Even within the group, Garver belongs to a select company. The only hitter in the set who has made contact on a higher percentage of swings within the zone than Garver is Dozier. No one on the list has swung at a lower percentage of pitches outside the zone, so in that way, Garver’s creating fewer whiffs that most of the others on this list. The ratio of his swing rate within the zone to the same outside the zone is seventh-highest in baseball, and the highest in this group of 15.
That, though, might be part of the problem. Garver might be so patient as to interfere with his own consistency at the plate. Because he swings so little, even within the zone, pitchers can too easily get ahead of him in the count. Because he shrinks his zone to certain parts of the actual strike zone in most situations, he can be pitched too safely in other areas of the zone.
Contrast him with Tatis, who is also right-handed, has all-fields power, shows good plate discipline, and has a nearly identical ratio of in-zone to out-of-zone contact rates. Garver swings at just over 53 percent of pitches within the zone. Tatis swings at 70 percent of such pitches. His swing, like Garver’s, has holes, and pitchers have found them at times. However, even when he’s not fully locked in, Tatis can be lethal to opposing pitchers. His aggressiveness lowers his risk of getting into deep counts, where his lowish contact rate becomes a real liability, and allows him to tap fully into his power.

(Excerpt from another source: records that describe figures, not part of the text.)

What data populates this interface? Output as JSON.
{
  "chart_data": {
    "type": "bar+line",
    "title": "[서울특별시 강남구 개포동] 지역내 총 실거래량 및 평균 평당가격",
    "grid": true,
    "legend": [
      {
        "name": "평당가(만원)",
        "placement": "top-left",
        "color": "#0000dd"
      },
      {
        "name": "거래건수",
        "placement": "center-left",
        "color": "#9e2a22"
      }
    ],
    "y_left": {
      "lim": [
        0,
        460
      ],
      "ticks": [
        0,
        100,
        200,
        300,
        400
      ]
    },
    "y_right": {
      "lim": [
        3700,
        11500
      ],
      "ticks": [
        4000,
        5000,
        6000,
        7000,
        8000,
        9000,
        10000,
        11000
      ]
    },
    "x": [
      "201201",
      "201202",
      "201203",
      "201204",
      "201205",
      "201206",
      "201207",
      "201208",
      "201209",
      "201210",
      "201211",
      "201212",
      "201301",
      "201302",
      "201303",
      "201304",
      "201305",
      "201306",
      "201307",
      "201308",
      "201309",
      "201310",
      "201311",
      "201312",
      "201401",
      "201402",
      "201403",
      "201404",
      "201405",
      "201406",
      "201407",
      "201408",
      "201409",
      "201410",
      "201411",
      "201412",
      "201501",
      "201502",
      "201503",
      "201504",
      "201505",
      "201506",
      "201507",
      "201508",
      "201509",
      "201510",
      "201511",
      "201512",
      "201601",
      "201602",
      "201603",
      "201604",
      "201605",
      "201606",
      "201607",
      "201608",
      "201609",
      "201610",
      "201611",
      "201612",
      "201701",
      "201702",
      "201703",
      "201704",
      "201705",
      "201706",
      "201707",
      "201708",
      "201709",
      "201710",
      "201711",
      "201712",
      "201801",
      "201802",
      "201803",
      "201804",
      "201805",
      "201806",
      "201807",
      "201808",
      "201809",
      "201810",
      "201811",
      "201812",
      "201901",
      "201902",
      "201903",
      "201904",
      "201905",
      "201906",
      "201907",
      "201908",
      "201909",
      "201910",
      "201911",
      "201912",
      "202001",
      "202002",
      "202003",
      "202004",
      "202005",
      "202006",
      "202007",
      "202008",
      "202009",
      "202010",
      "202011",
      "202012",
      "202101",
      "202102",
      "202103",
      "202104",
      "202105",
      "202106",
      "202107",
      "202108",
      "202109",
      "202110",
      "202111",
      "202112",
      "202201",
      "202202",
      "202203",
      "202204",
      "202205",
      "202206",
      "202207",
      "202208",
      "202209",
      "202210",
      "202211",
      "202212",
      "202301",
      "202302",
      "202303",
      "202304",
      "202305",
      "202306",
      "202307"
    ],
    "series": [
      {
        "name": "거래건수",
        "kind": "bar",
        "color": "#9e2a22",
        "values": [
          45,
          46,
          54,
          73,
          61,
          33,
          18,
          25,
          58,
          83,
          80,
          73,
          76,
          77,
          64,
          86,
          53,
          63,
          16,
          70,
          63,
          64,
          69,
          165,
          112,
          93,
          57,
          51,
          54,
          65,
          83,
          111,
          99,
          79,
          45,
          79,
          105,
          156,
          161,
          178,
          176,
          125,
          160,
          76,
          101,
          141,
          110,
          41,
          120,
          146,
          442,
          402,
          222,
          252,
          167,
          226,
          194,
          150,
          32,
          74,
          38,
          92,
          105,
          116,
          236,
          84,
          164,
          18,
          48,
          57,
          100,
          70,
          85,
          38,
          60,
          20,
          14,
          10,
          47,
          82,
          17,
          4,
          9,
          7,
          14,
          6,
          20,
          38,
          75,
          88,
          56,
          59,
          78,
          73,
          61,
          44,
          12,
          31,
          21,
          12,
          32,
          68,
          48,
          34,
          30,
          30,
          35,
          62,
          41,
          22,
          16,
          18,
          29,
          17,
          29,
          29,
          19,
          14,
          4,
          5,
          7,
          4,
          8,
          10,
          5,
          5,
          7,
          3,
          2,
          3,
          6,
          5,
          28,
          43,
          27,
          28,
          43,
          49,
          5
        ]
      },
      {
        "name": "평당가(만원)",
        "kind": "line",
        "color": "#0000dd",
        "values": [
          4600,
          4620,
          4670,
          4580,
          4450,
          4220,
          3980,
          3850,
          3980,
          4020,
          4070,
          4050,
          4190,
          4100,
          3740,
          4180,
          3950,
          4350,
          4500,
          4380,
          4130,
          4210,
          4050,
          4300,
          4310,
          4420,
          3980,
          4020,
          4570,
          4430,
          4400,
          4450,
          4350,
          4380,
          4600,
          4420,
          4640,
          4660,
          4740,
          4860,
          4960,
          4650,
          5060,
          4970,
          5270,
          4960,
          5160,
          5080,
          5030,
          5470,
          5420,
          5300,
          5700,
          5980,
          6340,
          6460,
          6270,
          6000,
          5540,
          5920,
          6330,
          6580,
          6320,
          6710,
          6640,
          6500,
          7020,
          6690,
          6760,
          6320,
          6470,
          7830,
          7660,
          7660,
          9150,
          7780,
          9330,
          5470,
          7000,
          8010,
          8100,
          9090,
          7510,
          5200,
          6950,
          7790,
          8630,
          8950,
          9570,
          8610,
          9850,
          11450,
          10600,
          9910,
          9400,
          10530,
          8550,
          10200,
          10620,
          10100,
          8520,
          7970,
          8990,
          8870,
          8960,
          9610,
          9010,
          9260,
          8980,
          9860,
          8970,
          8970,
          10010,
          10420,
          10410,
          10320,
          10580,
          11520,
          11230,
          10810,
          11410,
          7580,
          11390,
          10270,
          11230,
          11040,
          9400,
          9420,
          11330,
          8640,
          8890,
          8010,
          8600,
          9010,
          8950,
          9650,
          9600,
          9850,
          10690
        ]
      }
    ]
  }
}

For Garver, the approach that brought him such success in 2019 was the result of years of professional evolution, of becoming a more complete and intelligent hitter. If a radically simpler, more primal approach were viable for him, he probably would have found it sooner. It’s unlikely that he can simply flip a mental switch and become a clone of Tatis at the plate, and of course, Tatis’s superior athleticism allows him to do some things Garver couldn’t do even if he perfectly matched that approach. Still, there’s always another difficult adjustment ahead for a big-league hitter, and for Garver, the tricky thing will be threading the needle between getting his pitch every time and not letting it go by when it comes—even if that means widening his definition of what ‘his pitch’ is.